Last Thursday, the lovely Chloe Trayner (producer of ‘Underwire’) came to talk at rhul about the London based film festival; she brought along a fantastic showcase of last years films to give us a taste of what to expect, as well as answering our questions.
‘Underwire’ is a festival celebrating and discussing short films made by up and coming female film makers; as well as various screenings, the week long event includes panel discussions (one of which femsoc are hoping to attend on the 23rd).
The festival is run almost entirely by women, after being founded in 2010 by Gabriella Apicella and Gemma Mitchell, it focuses on the fact that women still make up a small minority of film creatives and aims to help create a ‘more balanced industry’. Short films are nominated for female directors, screenwriters, cinematographers and editors and entries compete to win career based prizes – membership to organisations like ‘Directors UK’ or editorial suite time and training.

Chloe’s showcase of films included a huge variety, everything from music videos to a dramatic experimental piece called ‘Stormhouse’ which included no speech. It was really interesting to see such variation and refreshing that the festival is so inclusive, it seemed to give women a huge amount of creative space and chance to experiment with their ideas and create any type of film they desire to. This resulted in some striking pieces, a lot of which focused on feminist or feminine issues or points; pregnancy, women’s career choices, prejudice both against genders and nationalities. They all stayed with you after hearing Chloe talk and really made you think which just shows how the festival is achieving it’s aims by giving women creative space at the same time as spreading knowledge and thought about significant topics.

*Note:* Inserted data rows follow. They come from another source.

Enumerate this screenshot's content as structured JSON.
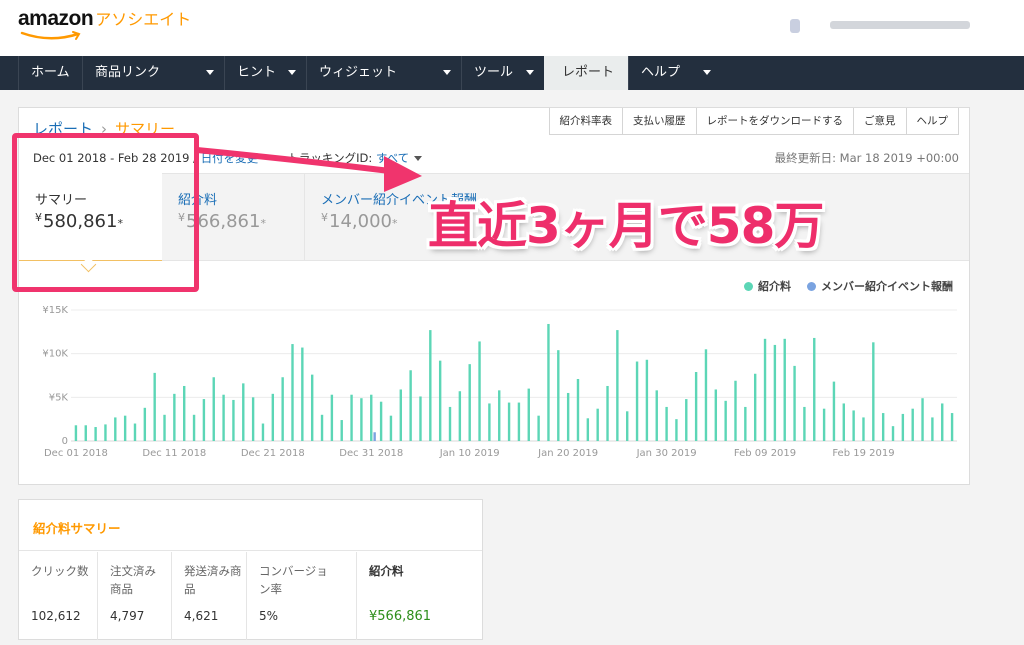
{
  "header": {
    "logo_text": "amazon",
    "logo_sub": "アソシエイト"
  },
  "nav": {
    "items": [
      {
        "label": "ホーム",
        "dropdown": false
      },
      {
        "label": "商品リンク",
        "dropdown": true
      },
      {
        "label": "ヒント",
        "dropdown": true
      },
      {
        "label": "ウィジェット",
        "dropdown": true
      },
      {
        "label": "ツール",
        "dropdown": true
      },
      {
        "label": "レポート",
        "dropdown": false,
        "active": true
      },
      {
        "label": "ヘルプ",
        "dropdown": true
      }
    ]
  },
  "report": {
    "breadcrumb": {
      "root": "レポート",
      "sep": "›",
      "current": "サマリー"
    },
    "buttons": [
      "紹介料率表",
      "支払い履歴",
      "レポートをダウンロードする",
      "ご意見",
      "ヘルプ"
    ],
    "date_range": "Dec 01 2018 - Feb 28 2019 /",
    "date_change": "日付を変更",
    "tracking_label": "トラッキングID:",
    "tracking_value": "すべて",
    "last_updated": "最終更新日: Mar 18 2019 +00:00",
    "tabs": [
      {
        "label": "サマリー",
        "yen": "¥",
        "value": "580,861",
        "suffix": "*"
      },
      {
        "label": "紹介料",
        "yen": "¥",
        "value": "566,861",
        "suffix": "*"
      },
      {
        "label": "メンバー紹介イベント報酬",
        "yen": "¥",
        "value": "14,000",
        "suffix": "*"
      }
    ],
    "legend": [
      {
        "label": "紹介料",
        "color": "#5cd6b6"
      },
      {
        "label": "メンバー紹介イベント報酬",
        "color": "#7aa3e0"
      }
    ]
  },
  "annotation": {
    "callout": "直近3ヶ月で58万",
    "highlight_color": "#f0346d"
  },
  "chart_data": {
    "type": "bar",
    "ylim": [
      0,
      15000
    ],
    "y_ticks": [
      "0",
      "¥5K",
      "¥10K",
      "¥15K"
    ],
    "y_tick_values": [
      0,
      5000,
      10000,
      15000
    ],
    "x_ticks": [
      "Dec 01 2018",
      "Dec 11 2018",
      "Dec 21 2018",
      "Dec 31 2018",
      "Jan 10 2019",
      "Jan 20 2019",
      "Jan 30 2019",
      "Feb 09 2019",
      "Feb 19 2019"
    ],
    "x_tick_dates": [
      "2018-12-01",
      "2018-12-11",
      "2018-12-21",
      "2018-12-31",
      "2019-01-10",
      "2019-01-20",
      "2019-01-30",
      "2019-02-09",
      "2019-02-19"
    ],
    "x": [
      "2018-12-01",
      "2018-12-02",
      "2018-12-03",
      "2018-12-04",
      "2018-12-05",
      "2018-12-06",
      "2018-12-07",
      "2018-12-08",
      "2018-12-09",
      "2018-12-10",
      "2018-12-11",
      "2018-12-12",
      "2018-12-13",
      "2018-12-14",
      "2018-12-15",
      "2018-12-16",
      "2018-12-17",
      "2018-12-18",
      "2018-12-19",
      "2018-12-20",
      "2018-12-21",
      "2018-12-22",
      "2018-12-23",
      "2018-12-24",
      "2018-12-25",
      "2018-12-26",
      "2018-12-27",
      "2018-12-28",
      "2018-12-29",
      "2018-12-30",
      "2018-12-31",
      "2019-01-01",
      "2019-01-02",
      "2019-01-03",
      "2019-01-04",
      "2019-01-05",
      "2019-01-06",
      "2019-01-07",
      "2019-01-08",
      "2019-01-09",
      "2019-01-10",
      "2019-01-11",
      "2019-01-12",
      "2019-01-13",
      "2019-01-14",
      "2019-01-15",
      "2019-01-16",
      "2019-01-17",
      "2019-01-18",
      "2019-01-19",
      "2019-01-20",
      "2019-01-21",
      "2019-01-22",
      "2019-01-23",
      "2019-01-24",
      "2019-01-25",
      "2019-01-26",
      "2019-01-27",
      "2019-01-28",
      "2019-01-29",
      "2019-01-30",
      "2019-01-31",
      "2019-02-01",
      "2019-02-02",
      "2019-02-03",
      "2019-02-04",
      "2019-02-05",
      "2019-02-06",
      "2019-02-07",
      "2019-02-08",
      "2019-02-09",
      "2019-02-10",
      "2019-02-11",
      "2019-02-12",
      "2019-02-13",
      "2019-02-14",
      "2019-02-15",
      "2019-02-16",
      "2019-02-17",
      "2019-02-18",
      "2019-02-19",
      "2019-02-20",
      "2019-02-21",
      "2019-02-22",
      "2019-02-23",
      "2019-02-24",
      "2019-02-25",
      "2019-02-26",
      "2019-02-27",
      "2019-02-28"
    ],
    "series": [
      {
        "name": "紹介料",
        "color": "#5cd6b6",
        "values": [
          1800,
          1800,
          1600,
          1900,
          2700,
          2900,
          2000,
          3800,
          7800,
          3000,
          5400,
          6300,
          3000,
          4800,
          7300,
          5300,
          4700,
          6600,
          5000,
          2000,
          5400,
          7300,
          11100,
          10700,
          7600,
          3000,
          5300,
          2400,
          5300,
          4900,
          5300,
          4500,
          2900,
          5900,
          8100,
          5100,
          12700,
          9200,
          3900,
          5700,
          8800,
          11400,
          4300,
          5800,
          4400,
          4400,
          6000,
          2900,
          13400,
          10400,
          5500,
          7100,
          2600,
          3700,
          6300,
          12700,
          3400,
          9100,
          9300,
          5800,
          3900,
          2500,
          4800,
          7900,
          10500,
          5900,
          4600,
          6900,
          3900,
          7700,
          11700,
          11000,
          11700,
          8600,
          3900,
          11800,
          3700,
          6800,
          4300,
          3500,
          2700,
          11300,
          3200,
          1700,
          3100,
          3700,
          4900,
          2700,
          4300,
          3200
        ]
      },
      {
        "name": "メンバー紹介イベント報酬",
        "color": "#7aa3e0",
        "values": [
          0,
          0,
          0,
          0,
          0,
          0,
          0,
          0,
          0,
          0,
          0,
          0,
          0,
          0,
          0,
          0,
          0,
          0,
          0,
          0,
          0,
          0,
          0,
          0,
          0,
          0,
          0,
          0,
          0,
          0,
          1000,
          0,
          0,
          0,
          0,
          0,
          0,
          0,
          0,
          0,
          0,
          0,
          0,
          0,
          0,
          0,
          0,
          0,
          0,
          0,
          0,
          0,
          0,
          0,
          0,
          0,
          0,
          0,
          0,
          0,
          0,
          0,
          0,
          0,
          0,
          0,
          0,
          0,
          0,
          0,
          0,
          0,
          0,
          0,
          0,
          0,
          0,
          0,
          0,
          0,
          0,
          0,
          0,
          0,
          0,
          0,
          0,
          0,
          0,
          0
        ]
      }
    ]
  },
  "summary": {
    "title": "紹介料サマリー",
    "columns": [
      {
        "header": "クリック数",
        "value": "102,612"
      },
      {
        "header": "注文済み商品",
        "value": "4,797"
      },
      {
        "header": "発送済み商品",
        "value": "4,621"
      },
      {
        "header": "コンバージョン率",
        "value": "5%"
      },
      {
        "header": "紹介料",
        "value": "¥566,861"
      }
    ]
  }
}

As well as the inspiring nature of the films we were shown, it was massively inspirational to talk to a woman like Chloe who has done so much with her career by such a young age. Her success is extremely encouraging especially to students studying film and media but also generally to girls with strong career aspirations, reminding us all that if we push ourselves hard enough we can achieve a huge amount.

Overall, it’s fantastic to see people creating events and organisations to begin to tackle the issue of gender bias in the film industry and really giving people a good starting point in their career. Hopefully this mentality and motivation will emerge in other industries.